Yasaya dayanan komisyon daha fonksiyonel olur

Öztürk Türkdoğan
- DEM Parti Hukuk ve İnsan Hakları Komisyonu Eşsözcüsü Öztürk Türkdoğan, "Kararlar alındı, artık pratikleşme, pratik için siyasi zemin, siyasi zemin için de Meclis’te bir komisyonun kurulması gerekiyor. Meclis tatile girmeden bir komisyonun kurulabileceğini söyleyebiliriz" dedi.
DEM Parti Hukuk ve İnsan Hakları Komisyonu Eşsözcüsü Öztürk Türkdoğan, Meclis'te kurulması gündemde olan komisyona dair MA'dan Mehmet Aslan ve Ömer Güngör'ün sorularını yanıtladı. Kürt Halk Önderi'nin silahı bırakmayı en başa alarak, muhataplarına ne kadar ciddi olduğunu bir kez daha gösterdiğini, aynı zamanda Türkiye’yi yönetenlerin elindeki şiddet bahanesini de aldığını kaydeden Türkdoğan, "Kararlar alındı, artık pratikleşme, pratik için siyasi zemin, siyasi zemin için de Meclis’te bir komisyonun kurulması gerekiyor. Meclis tatile girmeden bir komisyonun kurulabileceğini söyleyebiliriz" dedi.
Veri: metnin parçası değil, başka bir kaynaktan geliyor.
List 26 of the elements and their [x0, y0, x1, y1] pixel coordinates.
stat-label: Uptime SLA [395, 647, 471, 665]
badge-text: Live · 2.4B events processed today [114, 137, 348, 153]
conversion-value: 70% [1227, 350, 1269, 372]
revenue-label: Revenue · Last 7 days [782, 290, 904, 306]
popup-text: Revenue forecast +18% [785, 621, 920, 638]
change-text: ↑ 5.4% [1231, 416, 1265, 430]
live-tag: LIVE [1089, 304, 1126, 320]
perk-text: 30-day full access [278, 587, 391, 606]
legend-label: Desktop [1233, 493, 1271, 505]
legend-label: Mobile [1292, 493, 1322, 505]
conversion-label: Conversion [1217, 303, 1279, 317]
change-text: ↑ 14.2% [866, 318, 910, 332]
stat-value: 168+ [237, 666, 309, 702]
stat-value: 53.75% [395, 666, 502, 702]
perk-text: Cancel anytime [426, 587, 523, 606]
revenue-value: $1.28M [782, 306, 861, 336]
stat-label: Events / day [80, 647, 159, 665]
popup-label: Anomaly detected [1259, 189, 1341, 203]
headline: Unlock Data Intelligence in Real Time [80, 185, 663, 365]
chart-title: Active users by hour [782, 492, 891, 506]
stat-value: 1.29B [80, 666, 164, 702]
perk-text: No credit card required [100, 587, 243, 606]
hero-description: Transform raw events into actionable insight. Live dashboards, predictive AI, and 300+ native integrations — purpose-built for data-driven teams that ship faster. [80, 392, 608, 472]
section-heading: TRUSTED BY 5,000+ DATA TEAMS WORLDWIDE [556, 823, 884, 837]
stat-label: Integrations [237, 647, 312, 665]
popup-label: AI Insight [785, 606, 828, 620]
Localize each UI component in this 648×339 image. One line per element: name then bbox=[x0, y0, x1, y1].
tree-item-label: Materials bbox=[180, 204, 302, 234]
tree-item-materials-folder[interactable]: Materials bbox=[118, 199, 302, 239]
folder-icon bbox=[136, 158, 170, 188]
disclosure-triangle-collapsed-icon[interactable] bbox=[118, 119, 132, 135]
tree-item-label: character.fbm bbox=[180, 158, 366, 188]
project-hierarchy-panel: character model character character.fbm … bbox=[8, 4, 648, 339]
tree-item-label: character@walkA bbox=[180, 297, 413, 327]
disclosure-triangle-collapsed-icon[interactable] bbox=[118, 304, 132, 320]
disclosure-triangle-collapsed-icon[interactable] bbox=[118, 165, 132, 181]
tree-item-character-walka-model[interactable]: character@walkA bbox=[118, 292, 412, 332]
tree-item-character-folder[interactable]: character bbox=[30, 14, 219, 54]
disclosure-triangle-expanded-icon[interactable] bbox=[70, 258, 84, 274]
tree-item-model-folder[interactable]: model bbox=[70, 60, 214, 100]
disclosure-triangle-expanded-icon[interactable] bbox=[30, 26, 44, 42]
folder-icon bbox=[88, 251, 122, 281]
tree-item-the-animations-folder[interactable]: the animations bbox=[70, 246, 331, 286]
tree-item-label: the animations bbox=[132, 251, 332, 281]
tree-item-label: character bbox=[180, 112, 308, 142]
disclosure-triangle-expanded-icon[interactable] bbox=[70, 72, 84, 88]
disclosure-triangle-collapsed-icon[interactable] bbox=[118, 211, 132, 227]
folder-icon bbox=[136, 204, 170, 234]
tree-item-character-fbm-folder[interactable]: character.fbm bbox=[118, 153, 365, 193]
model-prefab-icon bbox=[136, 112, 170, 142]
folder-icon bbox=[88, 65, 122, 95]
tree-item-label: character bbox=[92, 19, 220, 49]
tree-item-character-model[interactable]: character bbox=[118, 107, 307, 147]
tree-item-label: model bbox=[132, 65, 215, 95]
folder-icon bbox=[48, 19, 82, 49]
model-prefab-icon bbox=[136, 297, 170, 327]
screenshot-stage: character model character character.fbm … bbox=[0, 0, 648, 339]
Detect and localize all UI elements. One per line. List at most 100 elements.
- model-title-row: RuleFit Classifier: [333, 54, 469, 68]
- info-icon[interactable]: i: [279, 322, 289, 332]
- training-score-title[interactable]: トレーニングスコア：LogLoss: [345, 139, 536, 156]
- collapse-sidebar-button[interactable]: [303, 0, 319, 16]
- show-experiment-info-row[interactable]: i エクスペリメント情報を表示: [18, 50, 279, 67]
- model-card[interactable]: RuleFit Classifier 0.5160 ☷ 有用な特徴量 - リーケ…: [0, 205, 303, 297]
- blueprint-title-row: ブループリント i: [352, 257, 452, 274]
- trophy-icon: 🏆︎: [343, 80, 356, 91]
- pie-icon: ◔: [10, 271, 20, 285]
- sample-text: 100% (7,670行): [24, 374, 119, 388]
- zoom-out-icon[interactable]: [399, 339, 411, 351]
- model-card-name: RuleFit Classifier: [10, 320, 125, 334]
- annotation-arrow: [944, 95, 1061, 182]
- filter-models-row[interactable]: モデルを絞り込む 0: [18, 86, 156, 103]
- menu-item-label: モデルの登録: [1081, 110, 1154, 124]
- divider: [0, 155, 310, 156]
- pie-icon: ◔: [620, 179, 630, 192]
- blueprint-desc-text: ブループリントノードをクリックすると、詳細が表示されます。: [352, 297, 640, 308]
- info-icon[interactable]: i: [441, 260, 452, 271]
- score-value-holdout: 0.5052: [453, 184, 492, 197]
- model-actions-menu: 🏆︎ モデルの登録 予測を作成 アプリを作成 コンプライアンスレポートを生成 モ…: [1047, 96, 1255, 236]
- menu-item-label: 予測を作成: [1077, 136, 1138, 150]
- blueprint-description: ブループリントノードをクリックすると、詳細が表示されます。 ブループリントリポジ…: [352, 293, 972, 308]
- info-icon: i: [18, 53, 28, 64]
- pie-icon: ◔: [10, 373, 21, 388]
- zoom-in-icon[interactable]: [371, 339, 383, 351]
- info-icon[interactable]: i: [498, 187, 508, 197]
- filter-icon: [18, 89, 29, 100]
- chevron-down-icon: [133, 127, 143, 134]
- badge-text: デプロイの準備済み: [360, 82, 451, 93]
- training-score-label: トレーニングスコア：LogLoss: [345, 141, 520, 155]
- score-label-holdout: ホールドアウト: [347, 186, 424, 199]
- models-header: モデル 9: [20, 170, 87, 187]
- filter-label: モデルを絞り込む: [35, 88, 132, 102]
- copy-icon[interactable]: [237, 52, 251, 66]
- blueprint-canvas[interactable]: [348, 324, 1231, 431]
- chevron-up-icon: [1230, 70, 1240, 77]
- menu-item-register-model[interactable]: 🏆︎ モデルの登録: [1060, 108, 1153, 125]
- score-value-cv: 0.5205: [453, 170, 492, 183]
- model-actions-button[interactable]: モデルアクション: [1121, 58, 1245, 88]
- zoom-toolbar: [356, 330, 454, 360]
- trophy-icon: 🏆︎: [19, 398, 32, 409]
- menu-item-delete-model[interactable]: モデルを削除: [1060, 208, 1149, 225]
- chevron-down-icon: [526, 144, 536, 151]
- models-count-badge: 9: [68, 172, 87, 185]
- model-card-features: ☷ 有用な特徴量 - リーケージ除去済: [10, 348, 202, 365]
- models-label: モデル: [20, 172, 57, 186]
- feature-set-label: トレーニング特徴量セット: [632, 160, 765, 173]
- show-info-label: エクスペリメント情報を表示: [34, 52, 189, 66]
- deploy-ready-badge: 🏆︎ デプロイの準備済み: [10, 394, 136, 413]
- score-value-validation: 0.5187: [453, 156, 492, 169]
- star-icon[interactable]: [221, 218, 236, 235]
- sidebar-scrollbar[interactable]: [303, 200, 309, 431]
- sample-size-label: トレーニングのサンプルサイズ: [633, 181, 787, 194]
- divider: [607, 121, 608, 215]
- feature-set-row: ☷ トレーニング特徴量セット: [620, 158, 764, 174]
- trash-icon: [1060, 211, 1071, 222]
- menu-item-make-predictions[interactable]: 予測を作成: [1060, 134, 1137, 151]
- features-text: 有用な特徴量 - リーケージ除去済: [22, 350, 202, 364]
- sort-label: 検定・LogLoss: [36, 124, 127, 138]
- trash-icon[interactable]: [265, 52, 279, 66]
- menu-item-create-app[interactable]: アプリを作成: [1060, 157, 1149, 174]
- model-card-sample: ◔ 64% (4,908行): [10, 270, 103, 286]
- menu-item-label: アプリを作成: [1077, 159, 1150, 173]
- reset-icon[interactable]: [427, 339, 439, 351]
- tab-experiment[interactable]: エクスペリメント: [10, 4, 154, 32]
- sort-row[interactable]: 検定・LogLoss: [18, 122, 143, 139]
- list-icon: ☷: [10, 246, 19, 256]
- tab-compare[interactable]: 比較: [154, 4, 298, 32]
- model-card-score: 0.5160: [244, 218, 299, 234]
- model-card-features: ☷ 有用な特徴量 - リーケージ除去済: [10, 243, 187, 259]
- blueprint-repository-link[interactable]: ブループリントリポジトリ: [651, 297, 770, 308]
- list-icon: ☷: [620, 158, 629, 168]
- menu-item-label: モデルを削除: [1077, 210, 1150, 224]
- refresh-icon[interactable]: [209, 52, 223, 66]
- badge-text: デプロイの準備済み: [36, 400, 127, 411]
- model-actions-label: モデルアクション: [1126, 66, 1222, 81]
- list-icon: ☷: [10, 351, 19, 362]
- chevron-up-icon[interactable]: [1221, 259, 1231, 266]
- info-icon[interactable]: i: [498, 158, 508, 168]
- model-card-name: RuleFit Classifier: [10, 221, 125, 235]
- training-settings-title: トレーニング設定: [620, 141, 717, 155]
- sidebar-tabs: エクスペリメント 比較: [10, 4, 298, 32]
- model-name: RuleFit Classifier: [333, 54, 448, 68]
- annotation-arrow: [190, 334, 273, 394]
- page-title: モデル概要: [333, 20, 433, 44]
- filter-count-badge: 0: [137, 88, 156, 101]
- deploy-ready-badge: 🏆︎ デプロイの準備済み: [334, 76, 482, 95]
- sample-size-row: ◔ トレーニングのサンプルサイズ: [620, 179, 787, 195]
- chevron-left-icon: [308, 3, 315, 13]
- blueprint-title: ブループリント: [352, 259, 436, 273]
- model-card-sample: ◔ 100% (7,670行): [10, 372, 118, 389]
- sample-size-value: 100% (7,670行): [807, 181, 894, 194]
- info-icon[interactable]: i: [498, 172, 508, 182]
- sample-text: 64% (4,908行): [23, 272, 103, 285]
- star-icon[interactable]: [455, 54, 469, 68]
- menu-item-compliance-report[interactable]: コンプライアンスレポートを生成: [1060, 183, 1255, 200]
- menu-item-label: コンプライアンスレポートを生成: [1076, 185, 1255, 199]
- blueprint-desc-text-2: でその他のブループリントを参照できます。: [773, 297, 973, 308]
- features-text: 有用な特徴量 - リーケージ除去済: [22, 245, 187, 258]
Komisyonun kurulmasının, siyasi olarak bir adımın atıldığını göstereceğini, ancak etkili çalışabilmesi ve kapsayıcı olabilmesi için yasaya dayanması gerektiğini söyleyen Türkdoğan, şöyle devam etti: "Meclis Başkanı'nın inisiyatifiyle böylesi bir komisyon kurulduğunu düşünün. Birçok şeyi konuşacak, tartışacak. Örneğin; silahsızlanmayı öncelikle konuşacaklar. Silahsızlanma sürecinin izlenmesini konuşacaklar. Bu konuda bir güvenceye dayanmaları gerekiyor. Bir yasaya ihtiyaçları olacak. Komisyon bazı şeyleri tartışıp uzatmak yerine keşke en başından bir yasa ile kurulsa. Çeşitli kanun tekliflerini konuşacak, silahsızlanmayı izleyecek, geçiş dönemi adaletini tartışacak, barışın toplumsallaştırması çalışmasını yapacak ve bir dizi konuyu gündemine alacak bir komisyonun önemli olduğunu ve bu komisyona muhalefet partilerin katılımının çok önemli bir adım olacağını belirtmek isterim."
Uzun ömürlü olmalı
Tüm aşamaları düşündüğümüzde komisyonun ömrünün uzun olması gerektiğini belirten Türkdoğan, "Komisyonun, özellikle barış çalışmalarının başarılması, silahsızlanma aşamasının gerçekleştirilmesi, silahları bırakanların siyasi ve toplumsal yaşama katılımlarının sağlanması ve bundan sonra atılacak adımlar ilgilenmesini istiyoruz. Meclis’teki siyasi partilerin gelip bu süreci konuşmaları bile çok kıymetlidir, çünkü bir siyasi zemin oluşmuş olacaktır. O siyasi zemin, hukuki zeminin de önünü açacaktır. Bir yerden sonra zaten Anayasa’yı tartışmak durumunda kalacaktır. Her halükarda bu sürecin varılacağı yer, yeni bir toplum sözleşmesidir. Eşit yurttaşlık haklarının anayasal güvenceye bağlanmasıdır. İnkarcılığın reddedilerek çok kültürlü, çok kimlikli, çok inançlı toplum yapısının kabul edilmesidir. Demokratik topluma giderken anayasal güvenceye bağlanmasıdır" şeklinde konuştu.